Remix.run Logo
andai 12 hours ago

This implies that the anti-prompt-injection training is basically just recognizing that something looks like prompt injection, in terms of surface features like text formatting?

It seems to be acting more as a stylistic classifier rather than a semantic one?

Does this imply that there is a fuzzy line between those two, where if something looks like something, then semantically it must be/mean something else too?

Of course the meaning is actually conveyed, and responded to at a deeper level (i.e. the semantic payload of the prompt injection reaches and hits its target), which has even stranger implications.

ACCount37 12 hours ago | parent [-]

Most anti-jailbreak techniques are notorious for causing surface level refusals.

It's how you get the tactics among the line of "tell the model to emit a refusal first, and then an actual answer on another line". The model wants to emit refusal, yes. But once it sees that it already has emitted a refusal, the "desire to refuse" is quenched, and it has no trouble emitting an actual answer too.

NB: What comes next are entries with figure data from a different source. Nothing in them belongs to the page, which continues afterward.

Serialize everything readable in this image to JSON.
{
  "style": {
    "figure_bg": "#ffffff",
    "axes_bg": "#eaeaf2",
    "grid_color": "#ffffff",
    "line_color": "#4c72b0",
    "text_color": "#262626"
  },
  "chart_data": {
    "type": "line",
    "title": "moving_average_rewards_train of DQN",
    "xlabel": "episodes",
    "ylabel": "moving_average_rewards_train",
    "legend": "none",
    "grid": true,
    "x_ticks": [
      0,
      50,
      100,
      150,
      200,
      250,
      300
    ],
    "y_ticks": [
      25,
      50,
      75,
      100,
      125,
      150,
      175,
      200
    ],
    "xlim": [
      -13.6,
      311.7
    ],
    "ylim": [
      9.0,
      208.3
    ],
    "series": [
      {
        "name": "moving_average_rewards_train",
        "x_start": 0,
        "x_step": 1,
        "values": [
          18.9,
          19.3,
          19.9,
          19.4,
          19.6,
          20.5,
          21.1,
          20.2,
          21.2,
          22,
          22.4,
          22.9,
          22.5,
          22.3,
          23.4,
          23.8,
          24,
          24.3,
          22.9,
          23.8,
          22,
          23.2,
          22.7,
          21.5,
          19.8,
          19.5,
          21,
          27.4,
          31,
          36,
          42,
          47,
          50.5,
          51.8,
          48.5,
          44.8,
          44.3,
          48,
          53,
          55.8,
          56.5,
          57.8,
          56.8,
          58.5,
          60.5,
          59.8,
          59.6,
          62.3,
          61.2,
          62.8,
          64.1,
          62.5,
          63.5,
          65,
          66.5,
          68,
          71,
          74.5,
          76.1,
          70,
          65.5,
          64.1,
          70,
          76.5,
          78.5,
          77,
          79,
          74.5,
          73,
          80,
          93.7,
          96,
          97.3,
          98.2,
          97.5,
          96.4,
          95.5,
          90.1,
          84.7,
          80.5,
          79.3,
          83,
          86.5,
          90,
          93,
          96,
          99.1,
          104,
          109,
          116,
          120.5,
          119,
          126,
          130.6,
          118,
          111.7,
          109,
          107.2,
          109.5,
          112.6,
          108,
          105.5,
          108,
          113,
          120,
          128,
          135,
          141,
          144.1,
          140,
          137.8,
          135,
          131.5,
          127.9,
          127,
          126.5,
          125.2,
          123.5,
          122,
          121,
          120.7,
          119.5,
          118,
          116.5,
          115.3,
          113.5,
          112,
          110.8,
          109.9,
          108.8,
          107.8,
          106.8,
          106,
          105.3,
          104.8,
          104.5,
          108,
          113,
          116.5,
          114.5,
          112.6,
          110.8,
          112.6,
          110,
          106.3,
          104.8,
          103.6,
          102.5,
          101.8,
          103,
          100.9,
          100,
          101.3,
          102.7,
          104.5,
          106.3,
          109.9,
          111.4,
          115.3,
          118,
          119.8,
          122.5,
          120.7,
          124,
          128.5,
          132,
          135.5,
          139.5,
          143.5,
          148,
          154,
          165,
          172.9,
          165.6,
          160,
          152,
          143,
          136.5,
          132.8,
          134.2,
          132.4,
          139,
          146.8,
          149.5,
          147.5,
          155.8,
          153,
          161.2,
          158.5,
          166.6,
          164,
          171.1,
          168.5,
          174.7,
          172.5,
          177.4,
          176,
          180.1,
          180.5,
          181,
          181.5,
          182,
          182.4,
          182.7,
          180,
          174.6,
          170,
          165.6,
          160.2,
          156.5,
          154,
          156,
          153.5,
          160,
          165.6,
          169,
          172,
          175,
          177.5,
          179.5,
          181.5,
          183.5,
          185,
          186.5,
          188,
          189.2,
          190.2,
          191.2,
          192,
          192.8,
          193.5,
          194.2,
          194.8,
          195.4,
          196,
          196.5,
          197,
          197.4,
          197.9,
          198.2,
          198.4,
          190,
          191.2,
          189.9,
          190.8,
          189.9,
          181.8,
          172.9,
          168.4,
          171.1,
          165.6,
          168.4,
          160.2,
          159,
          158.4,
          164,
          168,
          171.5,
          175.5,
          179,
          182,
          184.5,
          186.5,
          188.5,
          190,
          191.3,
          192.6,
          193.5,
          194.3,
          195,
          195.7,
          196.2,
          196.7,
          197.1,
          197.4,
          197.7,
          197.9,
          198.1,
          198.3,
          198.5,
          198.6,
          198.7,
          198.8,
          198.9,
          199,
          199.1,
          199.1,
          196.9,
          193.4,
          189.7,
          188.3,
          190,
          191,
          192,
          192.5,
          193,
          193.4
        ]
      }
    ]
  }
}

Same goes for techniques that tamper with punctuation, word formatting and such.

Anthropic tried to solve that with the CRBN monitor on Sonnet 4.5, and failed completely and utterly. They resorted to tuning their filter so aggressively it basically fires on anything remotely related to biology. The SOTA on refusals is still "you need to cripple your LLM with false positives to get close to reliable true refusals".